Avouons-le, le reste du score n’atteindra plus jamais ces sommets, avant un très beau final en forme de reprise du thème de Norman à l’harmonica de verre. Avant cette conclusion rêveuse et délicate, Brion aura soigneusement accompagné la lente progression de zombies déterminés et les gesticulations paniquées des héros poursuivis dans la plus pure tradition horrifique. Ces passages, morceaux de bravoure qu’on trouvera parfois longuets, témoignent d’une orthodoxie orchestrale bien rare de nos jours dans le genre. Elle est ici d’autant plus à propos que Brion se sert des couleurs chaudes de ses instruments pour faire ressortir la pulsation synthétique qui rythme les morceaux les plus trépidants et met en valeur le son daté et évocateur du synthé avec finalement bien plus d’efficacité que les accros du sound-design électro multi-couches lorsqu’il s’égarent dans les modulations infinies rendues possibles par les logiciels modernes.

 

Le compositeur et les studios Laïka se sont bien trouvés.
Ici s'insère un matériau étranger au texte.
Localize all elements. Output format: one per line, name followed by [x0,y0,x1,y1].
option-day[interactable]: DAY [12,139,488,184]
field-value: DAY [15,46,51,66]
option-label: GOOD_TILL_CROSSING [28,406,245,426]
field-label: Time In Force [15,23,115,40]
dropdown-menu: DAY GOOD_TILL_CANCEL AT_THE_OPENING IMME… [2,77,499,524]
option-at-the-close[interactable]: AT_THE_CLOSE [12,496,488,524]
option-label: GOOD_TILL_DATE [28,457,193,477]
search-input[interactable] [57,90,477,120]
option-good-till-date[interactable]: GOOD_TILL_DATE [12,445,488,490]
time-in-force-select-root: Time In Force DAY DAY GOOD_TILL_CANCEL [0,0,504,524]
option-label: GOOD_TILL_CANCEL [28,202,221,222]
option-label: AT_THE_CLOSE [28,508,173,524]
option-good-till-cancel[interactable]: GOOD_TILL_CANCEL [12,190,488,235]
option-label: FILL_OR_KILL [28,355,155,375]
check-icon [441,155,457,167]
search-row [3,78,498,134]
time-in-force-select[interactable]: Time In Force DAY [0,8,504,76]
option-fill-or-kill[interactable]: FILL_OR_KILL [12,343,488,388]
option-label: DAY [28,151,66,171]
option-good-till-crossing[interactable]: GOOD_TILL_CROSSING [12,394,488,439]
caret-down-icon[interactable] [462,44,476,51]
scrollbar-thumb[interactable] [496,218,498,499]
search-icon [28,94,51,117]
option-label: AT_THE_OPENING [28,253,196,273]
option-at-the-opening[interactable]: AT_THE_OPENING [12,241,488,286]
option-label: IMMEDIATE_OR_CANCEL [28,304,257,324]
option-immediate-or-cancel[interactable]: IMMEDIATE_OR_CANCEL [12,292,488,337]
Brion partage avec les animateurs à l’oeuvre sur ParaNorman le goût du travail fait à la main, et c’est d’autant plus séduisant que comme eux, il a des doigts de fée. Sa musique, pour nostalgique qu’elle soit du savoir-faire du passé, n’en demeure pas moins authentiquement habitée d’une âme bien vivante. L’inspiration mélodique dont fait preuve le musicien lui permet d’émouvoir, là ou d’autres se seraient perdus dans l’exercice de style stérile. Les fantômes qui hantent le score de ParaNorman peuvent reposer en paix : Jon Brion aime bien trop leur musique pour la regarder mourir. Mieux qu’un hommage, sa musique en est une continuation bien vivante, même si sa plus belle réussite est un thème principal traduisant la mélancolie et le vague à l’âme d’un être pourtant au seuil de la vie. Des sentiments romantiques bien rares dans le cinéma d’animation américain. Pour illustrer le travail d’animateurs dont l’art consiste à donner l’illusion de la vie à partir de poupées inertes qui ont elles-même pour objet d’incarner des personnages morts, le paradoxe semble non seulement naturel, mais aussi précieux.